Par sens des responsabilités.

Mais à force d’évoluer dans un environnement qui ne respecte plus ce qui est essentiel pour nous, le corps et l’esprit finissent par envoyer des signaux qu’il devient impossible d’ignorer.

La vraie question

Au fond, la question n’est pas de savoir qui a tort.

La vraie question est beaucoup plus simple :

Est-ce que je dois lutter autant pour rester fidèle à moi-même ?

Partir n’est pas forcément fuir

Quitter n’est jamais une décision légère lorsqu’on s’est engagée sincèrement.

Partir, c’est parfois revenir à soi, à son essentiel, à la personne que l’on était avant de trop s’adapter.

C’est reconnaître avec lucidité qu’un environnement, aussi beau ou prometteur soit-il, ne nous apporte plus la sécurité, la paix intérieure et l’espace dont nous avons besoin pour simplement être.

Ce que j’ai appris

Avec le temps, j’ai compris que reconnaître que certaines situations ne nous conviennent plus n’est pas un échec.

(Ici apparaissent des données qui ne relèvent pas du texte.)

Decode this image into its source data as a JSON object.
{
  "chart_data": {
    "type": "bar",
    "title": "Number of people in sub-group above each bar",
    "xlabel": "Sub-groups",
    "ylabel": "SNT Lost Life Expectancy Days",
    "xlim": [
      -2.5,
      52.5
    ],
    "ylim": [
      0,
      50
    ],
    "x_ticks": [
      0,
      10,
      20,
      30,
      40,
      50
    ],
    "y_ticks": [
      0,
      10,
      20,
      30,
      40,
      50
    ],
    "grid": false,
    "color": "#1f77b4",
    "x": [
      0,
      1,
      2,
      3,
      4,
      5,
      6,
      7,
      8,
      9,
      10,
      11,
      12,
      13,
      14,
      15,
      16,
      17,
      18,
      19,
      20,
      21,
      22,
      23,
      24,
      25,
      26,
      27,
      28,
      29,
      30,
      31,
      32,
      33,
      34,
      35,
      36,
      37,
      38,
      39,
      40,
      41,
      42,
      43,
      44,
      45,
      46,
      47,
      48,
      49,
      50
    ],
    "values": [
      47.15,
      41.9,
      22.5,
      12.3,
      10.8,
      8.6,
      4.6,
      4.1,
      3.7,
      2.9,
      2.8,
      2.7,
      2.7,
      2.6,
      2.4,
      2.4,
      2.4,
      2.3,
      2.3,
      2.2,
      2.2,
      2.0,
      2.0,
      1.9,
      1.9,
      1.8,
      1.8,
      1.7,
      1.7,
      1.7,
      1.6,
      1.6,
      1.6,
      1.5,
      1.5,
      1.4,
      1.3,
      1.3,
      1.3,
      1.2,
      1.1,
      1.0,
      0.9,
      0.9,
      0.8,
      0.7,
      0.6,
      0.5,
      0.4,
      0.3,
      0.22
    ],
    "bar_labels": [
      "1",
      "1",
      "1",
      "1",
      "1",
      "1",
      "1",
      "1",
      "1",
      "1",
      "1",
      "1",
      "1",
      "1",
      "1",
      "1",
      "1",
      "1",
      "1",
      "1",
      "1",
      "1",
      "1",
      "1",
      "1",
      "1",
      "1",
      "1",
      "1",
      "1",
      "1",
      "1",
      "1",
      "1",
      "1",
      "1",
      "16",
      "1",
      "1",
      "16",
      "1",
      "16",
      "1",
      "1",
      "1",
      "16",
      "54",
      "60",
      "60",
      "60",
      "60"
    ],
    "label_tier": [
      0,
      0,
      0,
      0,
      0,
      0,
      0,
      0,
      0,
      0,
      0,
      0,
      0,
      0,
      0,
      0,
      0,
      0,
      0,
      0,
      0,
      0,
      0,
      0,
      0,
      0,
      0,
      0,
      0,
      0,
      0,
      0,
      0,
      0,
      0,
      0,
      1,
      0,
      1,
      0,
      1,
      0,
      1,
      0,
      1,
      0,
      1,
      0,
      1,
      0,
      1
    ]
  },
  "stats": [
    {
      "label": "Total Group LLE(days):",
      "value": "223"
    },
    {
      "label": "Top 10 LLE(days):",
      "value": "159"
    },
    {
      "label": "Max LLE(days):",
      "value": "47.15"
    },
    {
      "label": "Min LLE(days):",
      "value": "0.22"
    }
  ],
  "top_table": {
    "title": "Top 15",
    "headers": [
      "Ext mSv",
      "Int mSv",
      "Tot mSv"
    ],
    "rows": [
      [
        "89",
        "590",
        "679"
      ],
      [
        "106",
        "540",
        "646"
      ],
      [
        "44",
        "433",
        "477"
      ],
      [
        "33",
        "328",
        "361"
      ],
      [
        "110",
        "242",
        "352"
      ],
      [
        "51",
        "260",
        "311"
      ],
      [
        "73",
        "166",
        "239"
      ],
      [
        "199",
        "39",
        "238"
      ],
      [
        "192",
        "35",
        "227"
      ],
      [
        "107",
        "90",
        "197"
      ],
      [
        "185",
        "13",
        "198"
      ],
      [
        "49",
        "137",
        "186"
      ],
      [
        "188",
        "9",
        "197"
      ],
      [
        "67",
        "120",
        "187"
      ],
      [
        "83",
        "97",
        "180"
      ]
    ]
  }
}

Nous ne maîtrisons pas les comportements des autres, mais nous pouvons reprendre la main sur notre manière de réagir et sur les choix que nous faisons ensuite.

Quand j’ai compris cela, j’ai appris :

À me faire confiance.
À m’écouter.
À me respecter.

J’ai compris que ce malaise n’est pas une faiblesse.

Il peut être un signal.

Une invitation à retrouver davantage de cohérence, de respect et de sérénité dans ce souffle de vie qui nous appartient.

Une autre façon de se choisir

L’acte le plus courageux n’est pas de rester au prix de sa santé mentale et physique.

C’est parfois d’accepter qu’un lieu, une relation ou un travail nous abîment lentement.

On ne part pas sur un coup de tête.

On part lorsque l’on comprend que la paix intérieure vaut davantage que le fait de continuer à survivre dans un environnement qui nous éloigne de nous-mêmes.

Et l’on se donne enfin la possibilité de respirer, de se reconstruire et de redevenir pleinement soi-même.

"Garde ton cœur plus que tout autre chose, car de lui viennent les sources de la vie"

Prends ce dont tu as besoin pour avancer et sois heureuse.